No, she decided, it would be best for her never to tell a soul, not even her parents. In persistent silence lay her safest course. After all she had not witnessed the commission of the crime. She was not even sure that the man found dead had been one of the two she had watched from her window. If she saw the body she would not be able to identify it. She was not even certain in her own mind that the man next door had done the shooting, however suspicious his actions may have appeared to her. Besides, he did not look in the least like a murderer. He was too well-dressed.
In an effort to put the whole thing out of her mind she tried to read, but was unable to keep her thoughts from wandering. She sat down at the piano, but music failed to interest or soothe her. She mussed over some unanswered notes in her desk but could not summon up enough concentration of mind to answer them. Restless and fidgety, unable to keep her thoughts from the unusual occurrences that had disturbed her ordinarily too peaceful life, she decided to take a walk until it was time to keep her appointment. Something--force of habit probably--led her to the shopping district. With still half an hour to kill, she went into a little specialty shop to examine some knitting bags displayed in the window.
"Why don't you knit as all the other girls are doing?" was her father's constant suggestion every time she asserted her desire to be doing something in the war.
"There's no thrill in knitting," she would answer. "Fix it, Dad, so that I can go to France as a Red Cross nurse or as an ambulance driver, won't you?
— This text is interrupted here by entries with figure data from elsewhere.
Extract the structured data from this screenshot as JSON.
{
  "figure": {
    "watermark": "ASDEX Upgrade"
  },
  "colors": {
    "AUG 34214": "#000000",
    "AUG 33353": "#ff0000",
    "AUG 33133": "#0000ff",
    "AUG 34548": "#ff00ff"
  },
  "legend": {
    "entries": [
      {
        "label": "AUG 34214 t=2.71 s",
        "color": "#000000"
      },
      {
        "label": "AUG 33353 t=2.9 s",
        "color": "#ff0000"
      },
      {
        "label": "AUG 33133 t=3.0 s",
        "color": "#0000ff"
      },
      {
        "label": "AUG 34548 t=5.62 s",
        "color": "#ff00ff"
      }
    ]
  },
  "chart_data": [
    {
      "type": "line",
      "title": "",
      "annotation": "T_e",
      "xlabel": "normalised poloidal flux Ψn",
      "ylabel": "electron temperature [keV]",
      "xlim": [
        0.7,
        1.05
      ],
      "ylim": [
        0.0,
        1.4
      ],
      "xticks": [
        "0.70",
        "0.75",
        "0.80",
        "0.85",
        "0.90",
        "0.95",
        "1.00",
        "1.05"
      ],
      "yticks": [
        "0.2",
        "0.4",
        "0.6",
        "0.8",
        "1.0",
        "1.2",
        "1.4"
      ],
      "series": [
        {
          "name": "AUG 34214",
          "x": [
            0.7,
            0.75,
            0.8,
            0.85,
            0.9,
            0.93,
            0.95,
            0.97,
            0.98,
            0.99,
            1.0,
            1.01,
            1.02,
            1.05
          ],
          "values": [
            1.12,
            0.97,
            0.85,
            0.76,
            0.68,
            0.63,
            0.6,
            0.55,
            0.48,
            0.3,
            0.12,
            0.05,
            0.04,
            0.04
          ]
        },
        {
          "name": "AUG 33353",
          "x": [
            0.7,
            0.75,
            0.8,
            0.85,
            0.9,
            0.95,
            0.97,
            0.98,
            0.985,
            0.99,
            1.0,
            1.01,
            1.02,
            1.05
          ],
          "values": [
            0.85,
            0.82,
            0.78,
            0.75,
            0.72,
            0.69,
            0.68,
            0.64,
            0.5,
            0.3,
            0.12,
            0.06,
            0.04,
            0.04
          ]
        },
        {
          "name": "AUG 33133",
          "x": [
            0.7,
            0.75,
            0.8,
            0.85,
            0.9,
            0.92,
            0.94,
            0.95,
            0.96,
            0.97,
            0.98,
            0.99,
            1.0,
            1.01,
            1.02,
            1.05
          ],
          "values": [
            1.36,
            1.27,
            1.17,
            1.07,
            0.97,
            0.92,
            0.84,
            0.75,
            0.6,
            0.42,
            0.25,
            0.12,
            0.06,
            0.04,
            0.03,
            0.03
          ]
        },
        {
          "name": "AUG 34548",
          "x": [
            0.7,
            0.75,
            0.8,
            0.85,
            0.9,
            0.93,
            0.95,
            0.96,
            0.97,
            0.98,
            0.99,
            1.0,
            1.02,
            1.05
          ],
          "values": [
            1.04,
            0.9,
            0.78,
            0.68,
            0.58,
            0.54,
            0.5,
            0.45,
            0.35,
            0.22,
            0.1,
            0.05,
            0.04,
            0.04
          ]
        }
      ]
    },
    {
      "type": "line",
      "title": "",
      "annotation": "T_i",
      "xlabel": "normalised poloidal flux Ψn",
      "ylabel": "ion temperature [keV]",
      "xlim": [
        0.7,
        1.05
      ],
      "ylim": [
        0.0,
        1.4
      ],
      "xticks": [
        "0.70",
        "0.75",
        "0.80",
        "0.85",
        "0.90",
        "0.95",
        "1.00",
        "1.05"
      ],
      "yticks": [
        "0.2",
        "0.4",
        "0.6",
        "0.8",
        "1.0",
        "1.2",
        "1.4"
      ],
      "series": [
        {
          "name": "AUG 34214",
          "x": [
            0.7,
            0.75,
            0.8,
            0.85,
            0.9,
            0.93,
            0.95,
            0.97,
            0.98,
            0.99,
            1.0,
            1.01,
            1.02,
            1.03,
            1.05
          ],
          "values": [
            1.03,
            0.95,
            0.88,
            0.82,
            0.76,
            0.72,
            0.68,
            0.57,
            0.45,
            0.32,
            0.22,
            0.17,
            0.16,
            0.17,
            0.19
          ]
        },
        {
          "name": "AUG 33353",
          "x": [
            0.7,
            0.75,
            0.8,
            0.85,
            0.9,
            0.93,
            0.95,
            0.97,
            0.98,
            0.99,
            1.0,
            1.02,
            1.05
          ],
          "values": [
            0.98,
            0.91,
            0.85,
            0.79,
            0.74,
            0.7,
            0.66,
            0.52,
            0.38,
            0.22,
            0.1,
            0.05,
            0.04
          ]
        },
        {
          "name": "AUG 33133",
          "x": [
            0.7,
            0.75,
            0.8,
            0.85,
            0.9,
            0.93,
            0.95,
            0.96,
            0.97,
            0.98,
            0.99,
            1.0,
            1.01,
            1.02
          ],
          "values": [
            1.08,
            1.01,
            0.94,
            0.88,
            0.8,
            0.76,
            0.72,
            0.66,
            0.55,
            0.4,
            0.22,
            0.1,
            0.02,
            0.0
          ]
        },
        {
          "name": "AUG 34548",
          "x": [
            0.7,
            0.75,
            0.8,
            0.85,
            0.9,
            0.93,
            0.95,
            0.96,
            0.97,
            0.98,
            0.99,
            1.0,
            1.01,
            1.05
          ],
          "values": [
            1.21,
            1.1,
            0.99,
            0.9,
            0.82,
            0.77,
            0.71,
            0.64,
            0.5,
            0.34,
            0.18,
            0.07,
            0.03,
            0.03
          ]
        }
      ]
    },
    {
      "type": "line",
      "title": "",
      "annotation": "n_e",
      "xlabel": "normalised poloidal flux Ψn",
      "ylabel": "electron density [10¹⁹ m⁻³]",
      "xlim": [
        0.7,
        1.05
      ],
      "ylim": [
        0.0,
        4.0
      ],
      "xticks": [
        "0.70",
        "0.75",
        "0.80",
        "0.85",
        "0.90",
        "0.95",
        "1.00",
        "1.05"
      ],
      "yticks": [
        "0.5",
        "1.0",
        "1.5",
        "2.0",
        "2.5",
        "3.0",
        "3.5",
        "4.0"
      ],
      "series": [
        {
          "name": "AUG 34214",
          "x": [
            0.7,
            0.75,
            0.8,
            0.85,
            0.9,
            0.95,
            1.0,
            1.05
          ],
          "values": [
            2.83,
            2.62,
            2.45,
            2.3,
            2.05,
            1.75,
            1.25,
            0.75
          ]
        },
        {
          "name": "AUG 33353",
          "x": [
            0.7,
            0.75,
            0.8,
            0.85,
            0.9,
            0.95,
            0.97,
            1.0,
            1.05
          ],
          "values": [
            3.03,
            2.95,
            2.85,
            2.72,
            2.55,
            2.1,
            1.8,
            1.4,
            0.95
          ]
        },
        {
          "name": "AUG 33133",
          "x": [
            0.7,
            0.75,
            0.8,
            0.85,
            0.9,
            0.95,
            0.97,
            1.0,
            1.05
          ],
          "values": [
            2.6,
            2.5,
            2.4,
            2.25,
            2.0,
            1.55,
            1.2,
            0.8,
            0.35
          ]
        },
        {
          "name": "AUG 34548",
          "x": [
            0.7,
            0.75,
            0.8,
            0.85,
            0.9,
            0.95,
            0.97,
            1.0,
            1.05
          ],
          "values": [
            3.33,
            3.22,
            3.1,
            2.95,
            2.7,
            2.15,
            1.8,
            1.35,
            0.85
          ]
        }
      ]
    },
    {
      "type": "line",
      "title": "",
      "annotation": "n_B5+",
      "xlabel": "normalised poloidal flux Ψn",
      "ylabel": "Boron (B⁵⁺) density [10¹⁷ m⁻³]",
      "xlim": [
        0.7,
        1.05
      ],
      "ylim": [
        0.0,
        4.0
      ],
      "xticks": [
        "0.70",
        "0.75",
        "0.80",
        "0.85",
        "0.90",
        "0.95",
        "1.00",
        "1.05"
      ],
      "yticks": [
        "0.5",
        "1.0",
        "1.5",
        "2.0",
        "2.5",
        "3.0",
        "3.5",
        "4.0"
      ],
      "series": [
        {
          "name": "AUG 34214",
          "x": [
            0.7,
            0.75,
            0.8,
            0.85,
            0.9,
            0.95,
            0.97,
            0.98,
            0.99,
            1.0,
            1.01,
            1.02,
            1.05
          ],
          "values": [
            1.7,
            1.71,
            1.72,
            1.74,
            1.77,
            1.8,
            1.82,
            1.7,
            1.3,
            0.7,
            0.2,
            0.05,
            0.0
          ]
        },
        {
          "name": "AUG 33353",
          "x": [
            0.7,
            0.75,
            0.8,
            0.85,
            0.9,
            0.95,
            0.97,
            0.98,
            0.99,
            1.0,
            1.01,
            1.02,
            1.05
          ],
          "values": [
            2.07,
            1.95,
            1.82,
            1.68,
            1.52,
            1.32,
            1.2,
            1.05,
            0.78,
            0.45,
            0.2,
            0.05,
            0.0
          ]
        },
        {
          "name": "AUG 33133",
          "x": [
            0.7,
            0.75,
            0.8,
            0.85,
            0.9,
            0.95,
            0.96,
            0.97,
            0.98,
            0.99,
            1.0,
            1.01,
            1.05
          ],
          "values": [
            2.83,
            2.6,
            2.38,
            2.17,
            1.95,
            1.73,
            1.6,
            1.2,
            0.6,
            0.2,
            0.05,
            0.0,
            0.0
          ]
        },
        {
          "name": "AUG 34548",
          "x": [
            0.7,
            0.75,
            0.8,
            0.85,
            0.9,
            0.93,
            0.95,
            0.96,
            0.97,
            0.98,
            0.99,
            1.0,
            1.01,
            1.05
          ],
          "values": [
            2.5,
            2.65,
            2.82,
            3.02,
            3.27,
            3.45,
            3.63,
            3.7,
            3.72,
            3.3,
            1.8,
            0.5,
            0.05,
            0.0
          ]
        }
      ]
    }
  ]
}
I want some excitement."
Always he had refused to consent to her going, insisting that France in wartime was no place for an untrained girl.
"If I can't go myself, I certainly am not going to send any knitting," she would spiritedly answer, but several times recently the sight of such charming looking knitting bags had tempted her into almost breaking her resolution.
Inside the shop she found nothing that appealed to her, and contented herself with buying some toilet articles. As she made her purchases she noticed, almost subconsciously, a man standing near, talking with one of the shopgirls--a middle-aged man with a dark mustache.